No Paraguai, Mario Abdo Benítez, segundo tenente da Reserva de Aviação e paraquedista militar, chegou à Presidência em 2018. Apesar de suas tentativas iniciais mornas de romper com uma tradição familiar ligada à ditadura de Alfredo Stroessner – seu pai, Mario Abdo, foi seu secretário privado, – “Marito” acabou deixando clara a sua posição ao impedir que o governo comemorasse o 30º aniversário da fim da mais longa ditadura na América do Sul. Ao contrário de Bolsonaro, que repetidamente mudou de partido – todos muito pequenos -, Abdo usou a maquinaria do histórico Partido Colorado para fazer sua carreira política. Assim, apesar da sua juventude e eventual recurso à experiência militar, o presidente paraguaio chegou a não comparecer perante a sociedade como o forasteiro de renovação moral: o seu partido está indissoluvelmente ligada à imagem de corrupção e um passado ditatorial que ainda não apresenta uma nova versão com a qual capitalizar o descontentamento da sociedade paraguaia.
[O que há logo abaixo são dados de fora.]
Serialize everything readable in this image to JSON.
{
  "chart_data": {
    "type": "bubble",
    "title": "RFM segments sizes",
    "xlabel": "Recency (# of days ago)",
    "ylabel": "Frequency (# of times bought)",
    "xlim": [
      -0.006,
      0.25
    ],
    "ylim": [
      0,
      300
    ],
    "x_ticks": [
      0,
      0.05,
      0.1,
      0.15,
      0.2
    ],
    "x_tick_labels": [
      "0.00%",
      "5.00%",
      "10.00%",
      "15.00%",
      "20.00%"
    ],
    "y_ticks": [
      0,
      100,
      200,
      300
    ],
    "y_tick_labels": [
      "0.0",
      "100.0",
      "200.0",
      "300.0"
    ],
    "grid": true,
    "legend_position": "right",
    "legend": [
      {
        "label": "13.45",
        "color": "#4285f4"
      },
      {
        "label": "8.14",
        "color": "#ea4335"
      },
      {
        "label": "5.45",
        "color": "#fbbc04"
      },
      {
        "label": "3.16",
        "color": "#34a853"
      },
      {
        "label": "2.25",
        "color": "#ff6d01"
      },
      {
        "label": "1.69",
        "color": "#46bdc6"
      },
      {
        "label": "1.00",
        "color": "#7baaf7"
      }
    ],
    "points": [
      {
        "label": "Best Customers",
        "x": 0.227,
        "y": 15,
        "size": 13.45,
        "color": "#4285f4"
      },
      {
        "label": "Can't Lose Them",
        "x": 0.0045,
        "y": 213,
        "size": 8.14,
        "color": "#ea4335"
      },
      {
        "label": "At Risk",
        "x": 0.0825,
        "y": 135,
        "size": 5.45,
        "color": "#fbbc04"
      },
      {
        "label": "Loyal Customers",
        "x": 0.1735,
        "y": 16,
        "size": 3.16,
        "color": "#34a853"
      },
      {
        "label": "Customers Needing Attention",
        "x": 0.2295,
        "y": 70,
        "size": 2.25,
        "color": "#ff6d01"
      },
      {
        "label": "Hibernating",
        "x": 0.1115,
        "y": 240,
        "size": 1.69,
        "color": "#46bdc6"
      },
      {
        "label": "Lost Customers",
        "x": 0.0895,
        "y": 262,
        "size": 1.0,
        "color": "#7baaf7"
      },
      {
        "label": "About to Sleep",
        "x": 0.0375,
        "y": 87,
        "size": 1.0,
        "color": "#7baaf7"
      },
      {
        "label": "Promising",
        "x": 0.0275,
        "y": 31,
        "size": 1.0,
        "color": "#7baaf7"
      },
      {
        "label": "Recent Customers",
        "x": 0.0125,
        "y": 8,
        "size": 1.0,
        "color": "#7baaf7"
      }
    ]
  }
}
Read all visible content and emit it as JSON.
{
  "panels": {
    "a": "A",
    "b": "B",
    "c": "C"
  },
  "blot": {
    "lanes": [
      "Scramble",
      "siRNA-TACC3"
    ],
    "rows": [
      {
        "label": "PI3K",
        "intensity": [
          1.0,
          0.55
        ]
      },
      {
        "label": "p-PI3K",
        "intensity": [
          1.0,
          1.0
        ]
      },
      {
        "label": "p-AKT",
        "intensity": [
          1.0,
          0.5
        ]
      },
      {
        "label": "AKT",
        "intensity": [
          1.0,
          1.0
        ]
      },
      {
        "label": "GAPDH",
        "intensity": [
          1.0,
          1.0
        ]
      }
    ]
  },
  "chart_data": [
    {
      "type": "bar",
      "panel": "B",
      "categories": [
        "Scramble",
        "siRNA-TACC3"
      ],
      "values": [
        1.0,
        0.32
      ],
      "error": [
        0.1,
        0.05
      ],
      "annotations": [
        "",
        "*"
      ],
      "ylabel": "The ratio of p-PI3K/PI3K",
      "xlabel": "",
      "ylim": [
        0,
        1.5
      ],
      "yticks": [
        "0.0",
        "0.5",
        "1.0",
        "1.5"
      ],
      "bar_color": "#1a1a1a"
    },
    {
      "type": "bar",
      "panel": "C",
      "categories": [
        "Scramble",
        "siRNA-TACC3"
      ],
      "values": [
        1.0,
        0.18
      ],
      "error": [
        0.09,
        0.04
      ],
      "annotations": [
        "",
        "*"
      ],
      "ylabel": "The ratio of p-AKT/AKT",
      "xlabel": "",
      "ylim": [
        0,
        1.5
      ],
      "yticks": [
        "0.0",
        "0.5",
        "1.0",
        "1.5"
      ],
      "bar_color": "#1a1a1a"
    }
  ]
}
Em face dos processos eleitorais de 2019, começaram, novamente, a surgir candidatos da mesma origem: na Guatemala, o oficial do Exército e atual deputado do Congresso da República, Estuardo Galdámez, posiciona-se como sucessor do atual presidente, Jimmy Morales. Ambos os políticos pertencem ao partido Frente de Convergência Nacional, criado em 2008 por um grupo de membros aposentados do Exército que compunham a Associação dos Veteranos Militares da Guatemala. No Uruguai, o partido Cabildo Abierto, nome com o qual o Movimento Social Artiguista – grupo em que predomina o componente militar – , levará o ex-comandante em chefe do Exército, Guido Manini Ríos, como candidato.

O que propõem?

O ressurgimento de políticos latino-americanos de origem militar acompanha a renovação do ciclo na região, baseado em um discurso anti-direitos extremista, favorável à militarização dos países como uma fórmula propícia à eliminação da insegurança e da corrupção.

  • Eles assumem propostas associadas ao rearmamento da sociedade: por exemplo, Jair Bolsonaro defendia a revogação do Estatuto do Desarmamento para que os proprietários rurais tivessem o direito de adquirir fuzis para impedir invasões por camponeses despojados, muitos deles baseados no Movimento dos Trabalhadores Rurais Sem Terra. Mario Abdo defende a criação de uma Polícia Comunitária no marco de uma política mais ampla de Segurança Democrática, que replica a implementada na Colômbia por Álvaro Uribe nos anos 2000.
  • A militarização da educação como alternativa para os jovens é uma proposta que Guido Manini defendeu na época, propondo que os jovens que não estudam nem trabalhem devem se unir às Forças Armadas. Mário Abdo tentou colocar em prática uma ideia semelhante nos primeiros meses de seu governo, dificultando a objeção de consciência por meio da qual muitos jovens evitam o serviço militar obrigatório no Paraguai. Além disso, Abdo tornou pública a chegada de seu filho, um menor, às fileiras do Exército em meio aos protestos de jovens no Paraguai durante 2018.
  • Eles defendem uma agenda anti-direitos que questiona o progresso feito em períodos anteriores, como, por exemplo, as ações afirmativas de cotas raciais no Brasil, contra as quais Bolsonaro tem sido amplamente crítico. Ou eles se opõem à concessão de direitos a pessoas LGBT, como o casamento entre pessoas do mesmo sexo e a adoção de filhos por casais homossexuais. No caso do candidato presidencial à Presidência da Guatemala, Estuardo Gáldamez, ele promove a rejeição do direito das mulheres de abortar e se posiciona contra o casamento entre casais homossexuais.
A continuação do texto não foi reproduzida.